Deniz Zeyrek'e konuşan CHP Genel Başkanı Kemal Kılıçdaroğlu Başkanlık ve Avrupa Birliği ile ilgili gündeme ilişkin değerlendirmelerde bulundu.
İşte Kılıçdaroğlu'nun Hürriyet'e yaptığı o açıklamalar:
"Sayın Davutoğlu geldiği zaman, anayasada Türkiye’nin demokratikleşmesini sağlayacak bütün düzenlemelere elbette katkı vereceğiz. Ancak ilk dört madde hariç. Sadece bize ‘başkanlık’ önerisiyle gelmesin. Hele Sayın Cumhurbaşkanı bu konulara hiç girmesin. Anayasada tanımlanmış görevlerini yapacak, çok konuşmayacak, tarafsızlığını koruyacak. Kendisine yeni bir makam arayışına girmesin. Yeter artık bu toplum onu ve ailesini sırtında taşıyor, bütün etik kurallarına rağmen. Bu kadar ağır bir yükü Türkiye Cumhuriyeti çekmemiştir. Yeter.Davutoğlu aslında, büyük bir olasılıkla, perdenin arkasından Cumhurbaşkanı’nın tutumundan şikâyet ediyordur. Hükümete bu kadar müdahalenin doğru olmadığını o da biliyordur. Türkiye’de asıl sorun, Erdoğan’dan kaynaklanıyor. Abdullah Gül de vardı, bir Cumhurbaşkanı gibi davrandı. Bu bütün sıcak olayların içinde. Kaos. Kaosun olduğu yerde zaten sağlıklı yönetim olmaz.

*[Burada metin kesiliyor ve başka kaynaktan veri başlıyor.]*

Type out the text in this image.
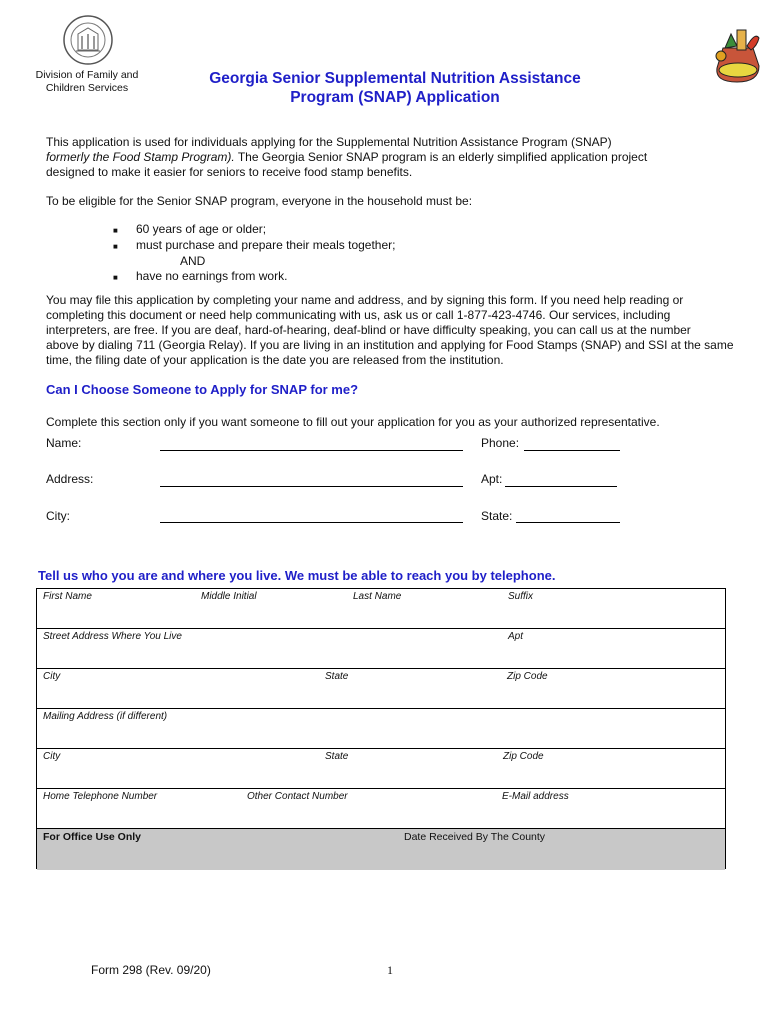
Division of Family and
Children Services
Georgia Senior Supplemental Nutrition Assistance
Program (SNAP) Application
This application is used for individuals applying for the Supplemental Nutrition Assistance Program (SNAP)
formerly the Food Stamp Program). The Georgia Senior SNAP program is an elderly simplified application project
designed to make it easier for seniors to receive food stamp benefits.
To be eligible for the Senior SNAP program, everyone in the household must be:
■	60 years of age or older;
■	must purchase and prepare their meals together;
AND
■	have no earnings from work.
You may file this application by completing your name and address, and by signing this form. If you need help reading or
completing this document or need help communicating with us, ask us or call 1-877-423-4746. Our services, including
interpreters, are free. If you are deaf, hard-of-hearing, deaf-blind or have difficulty speaking, you can call us at the number
above by dialing 711 (Georgia Relay). If you are living in an institution and applying for Food Stamps (SNAP) and SSI at the same
time, the filing date of your application is the date you are released from the institution.
Can I Choose Someone to Apply for SNAP for me?
Complete this section only if you want someone to fill out your application for you as your authorized representative.
Name:	Phone:
Address:	Apt:
City:	State:
Tell us who you are and where you live. We must be able to reach you by telephone.
First Name	Middle Initial	Last Name	Suffix
Street Address Where You Live	Apt
City	State	Zip Code
Mailing Address (if different)
City	State	Zip Code
Home Telephone Number	Other Contact Number	E-Mail address
For Office Use Only	Date Received By The County
Form 298 (Rev. 09/20)	1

AB UYUM YASALARINA AÇIK ÇEK
AB ile uyum sürecinde, Türkiye’nin demokratikleşmesine katkı verecek bütün yasalara açık çek veriyorum. Hepsine destek vereceğiz. Ama medyanın öne çıkarmadığı özel bir alan var; o da Kıbrıs. Kıbrıs ile ilgili parlamentonun bilgilendirilmesi gerekiyor. Hangi ödünleri verecekler veya vermeyecekler. AB, Suriye olayından sonra Türkiye’nin önemini yeniden keşfetti. Batı’nın saygın ülkesi haline getirecekse, Türkiye’yi demokratikleştirecek fasıllar açacak. Hükümetin Eylem Planı, toplumun beklentilerine uygunsa, toplumun dar gelirli kesimlerini rahatlatacaksa itirazımız yok. Programımızda da vardı zaten bunlar. Getirsinler emekliye, işçiye ne veriyorlarsa açıkca destek verebiliriz. İtirazımız yok.
KAOSA DOĞRU GİDİYOR
2002’de iktidar olduklarında terör yoktu. Doğu ve Güneydoğu’ya bakıyorsunuz; Suriye’den farkı yok. Türkiye’yi bu hale kim getirdi? Bunun hesabını veremeyen siyasal iktidar, neyin hesabını verecek? Türkiye süratle bir kaos ortamının içine sokuluyor. Kürt sorununun böyle çözülemeyeceğini defalarca söyledik. Sorunun çözümü ellerinden kaydı. AKP politikası olan bir siyasi parti değil, rant partisi. Dış politikayı da, iç politikayı da böyle okudu. Sorun geçmişte yapılan yanlış politikanın Türkiye’ye çıkartılan faturasıdır. Demokrasilerde en büyük güç olan yasama organı, şu anda üstüne düşen görevi yerine getirmiyor. Normalde yasama organının Doğu ve Güneydoğu’da olaya el koyması lazım.
DIŞ POLİTİKA ELEŞTİRİSİ
Bu hükümetin bir dış politikası yok. Olayların arkasından sürüklenen bir dış politika var. Irak’a asker gönderiyorsunuz ama merkezi yönetimin haberi yok. Başka bir ülkenin bayrağına, sınırlarına saygı göstermeniz lazım. Önce kavgayı başlatıyorsunuz, sonra da ‘kavgayı nasıl barışla sonuçlandırabilirim’ diye uğraşıyorsunuz. Düşman yaratıyorsunuz. Türkiye’ye yönelik olarak ne kadar olumsuz tavrı sergileyen ülkeler varsa hepsini aynı kampta birleştiriyor ve güçlü bir cephe oluşturuyorsunuz.”
Referandum çağrısına yanıt
CHP Lideri Kılıçdaroğlu, Cumhurbaşkanı Erdoğan’ın başkanlık sistemiyle ilgili referandum çağrısına şu yanıtı verdi: “‘Koyun can derdinde kasap et derdinde’ diye güzel bir atasözü var. Türkiye’nin dünya kadar sorunu var, o halen tutturmuş ‘başkanlık da başkanlık’. Bıraksın artık. Türkiye’nin başına yeteri kadar bela olduğunun farkında değil mi? Kesinlikle kaçak sarayında oturması ve sessizliğini koruması lazım. İki başlılığı yaratan o zaten. Otursa yerine, iki başlılık yok.”